Pero Rafael Avante no respira en los dominios
gastronómicos. Su mirada de cazador furtivo de belleza le lleva por otras cotas
de la percepción. Como es aficionado incorruptible de la policroma fiesta de
los toros, Avante, dando en Cúchares contemplativo, compara al candrai,
huérfano de travesías y peces, con un toro, con un toro que, como en los
carteles anunciadores. levanta la cabeza corneando sus alucinaciones de soles
hirientes y vaharadas de légamos. Y nunca baja esa cabeza aunque la claridad lo
invada mortalmente, aunque el resplandor lo inunda, porque ese toro tiene los
ojos cegados por el fango, y ese fango es la paga de sus muchos años de ida y
vuelta por el caño cargando arena y cajas de pescado, y mira a los cielos
azulosos que tantas veces se derramaron sobre su singladura como un bálsamo de
sosiego; sí, mira a los cielos, pero ya no los ve como otros días en los que la
marea rutilaba igual que una vitrina de traslúcida cristalería, aquellos días
en los que orzaba el pelaje verdinegro salpicado de mechones de alhureca; ahora
mira a los cielos, a todos los cielos, a los grises de cardos borriqueros, a
los negros de cisco y picón, a los celestes de flor de higotuna; pero este toro
con su cornamenta de madera reseca, a pesar de que parece que se empina, no ve
a nadie y, además, está dormido, duerme un sueño de humilde bajamar, un sueño
de redes mil veces recosidas, de palangres desenmallados ya de su pesca y
abiertos en los patios alegrados con macetas y latas de geranios; se recreaba,
en fin, en un sueño de parihuelas de arena, a lo mejor cargada en el viejo
Zaporito, letargo entretejido con voces que latiguearon o endulzaron su
perezosa navegación como las del Nía,
Jeromo, El Negro, el Culebra, Valentín, Pepe...hoy amordazadas por la sábana
negra de la muerte; y ahí se yergue, o parece que se yergue, como un recuerdo
que tiene un museo único en este bajío donde el sol oculta todos los días su
cofre vespertino de mohosas monedas crepusculares.
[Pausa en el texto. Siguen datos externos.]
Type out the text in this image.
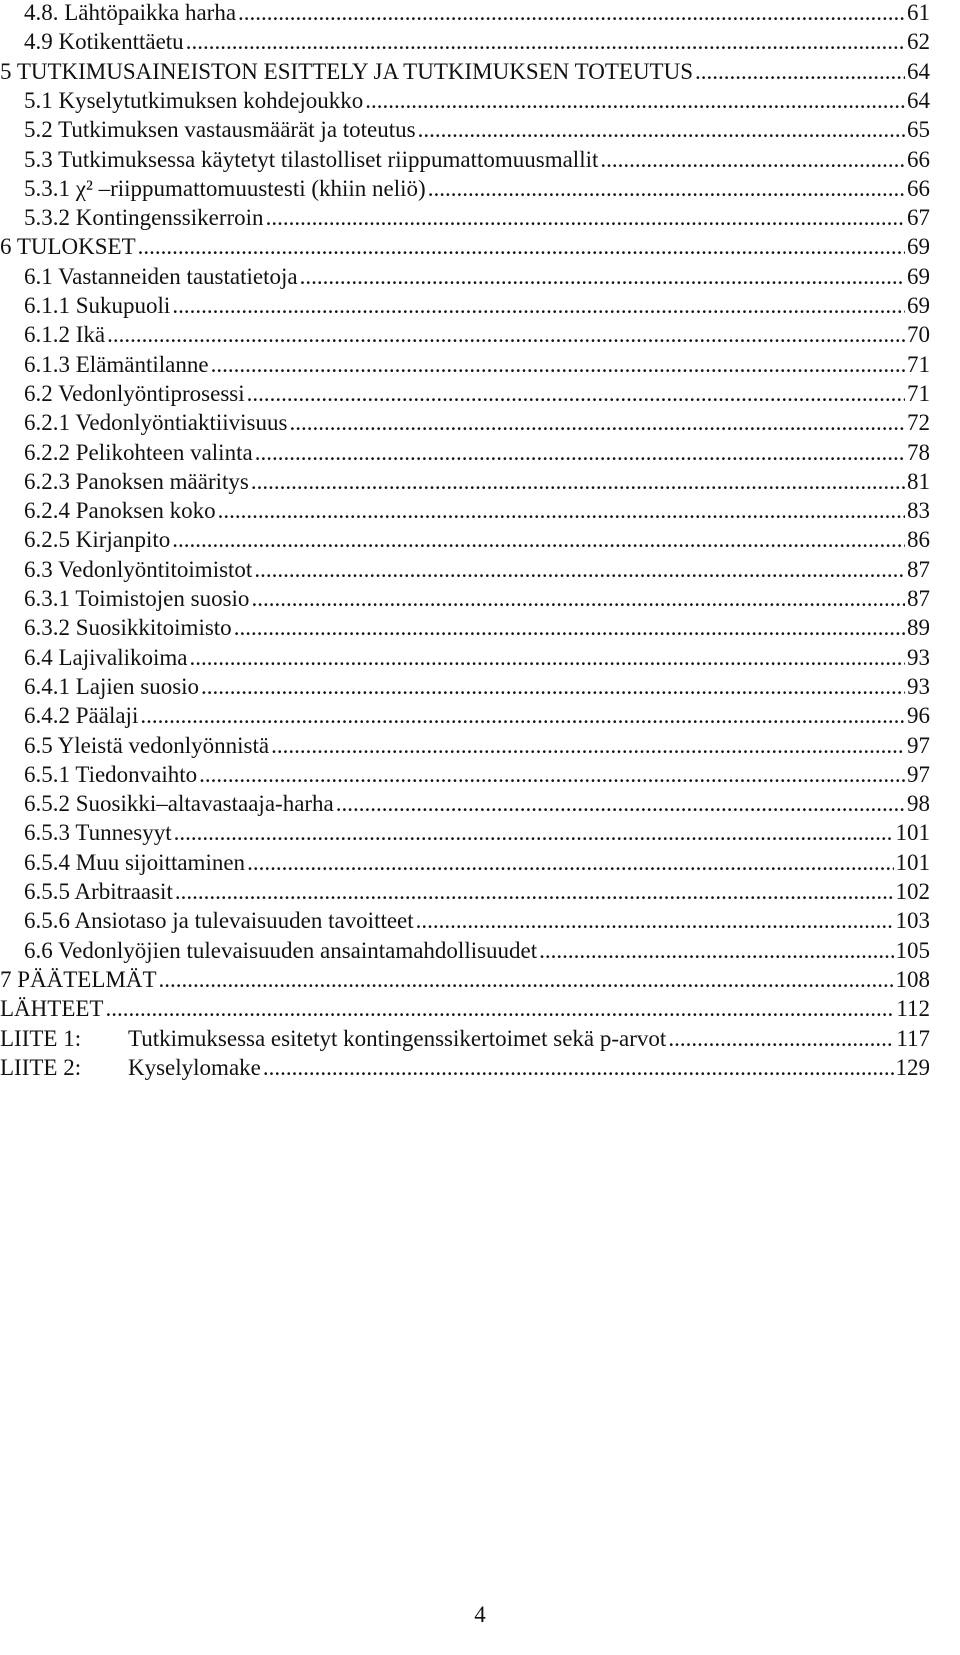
4.8. Lähtöpaikka harha .....	61
4.9 Kotikenttäetu .....	62
5 TUTKIMUSAINEISTON ESITTELY JA TUTKIMUKSEN TOTEUTUS .....	64
5.1 Kyselytutkimuksen kohdejoukko .....	64
5.2 Tutkimuksen vastausmäärät ja toteutus .....	65
5.3 Tutkimuksessa käytetyt tilastolliset riippumattomuusmallit .....	66
5.3.1 χ² –riippumattomuustesti (khiin neliö) .....	66
5.3.2 Kontingenssikerroin .....	67
6 TULOKSET .....	69
6.1 Vastanneiden taustatietoja .....	69
6.1.1 Sukupuoli .....	69
6.1.2 Ikä .....	70
6.1.3 Elämäntilanne .....	71
6.2 Vedonlyöntiprosessi .....	71
6.2.1 Vedonlyöntiaktiivisuus .....	72
6.2.2 Pelikohteen valinta .....	78
6.2.3 Panoksen määritys .....	81
6.2.4 Panoksen koko .....	83
6.2.5 Kirjanpito .....	86
6.3 Vedonlyöntitoimistot .....	87
6.3.1 Toimistojen suosio .....	87
6.3.2 Suosikkitoimisto .....	89
6.4 Lajivalikoima .....	93
6.4.1 Lajien suosio .....	93
6.4.2 Päälaji .....	96
6.5 Yleistä vedonlyönnistä .....	97
6.5.1 Tiedonvaihto .....	97
6.5.2 Suosikki–altavastaaja-harha .....	98
6.5.3 Tunnesyyt .....	101
6.5.4 Muu sijoittaminen .....	101
6.5.5 Arbitraasit .....	102
6.5.6 Ansiotaso ja tulevaisuuden tavoitteet .....	103
6.6 Vedonlyöjien tulevaisuuden ansaintamahdollisuudet .....	105
7 PÄÄTELMÄT .....	108
LÄHTEET .....	112
LIITE 1: Tutkimuksessa esitetyt kontingenssikertoimet sekä p-arvot .....	117
LIITE 2: Kyselylomake .....	129
4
Y Rafael Avante, que ya se ha tomado el café, le
echa la última mirada, oblicua, caída, pero tierna y envolvente. Se levanta de
la silla y aleja el platito con su vaso, coge una servilleta de papel, se saca
el bolígrafo del bolsillo de la chaqueta y escribe con la misma tranquilidad
con que vuela pausado y bajo la gaviota por la cercana marisma:
Levanta tu testuz,
toro de cieno,
y embístele otra
vez a la marea...
Se bebe el sorbito final de la copita de
coñac y se va. Un airecillo cómplice remueve la servilletita y la saca por la ventana
hacia el hondón en que candrai y ocaso son ya un túmulo de creciente oscuridad
salmodiada por el gruñido de agua del caño tan cercano.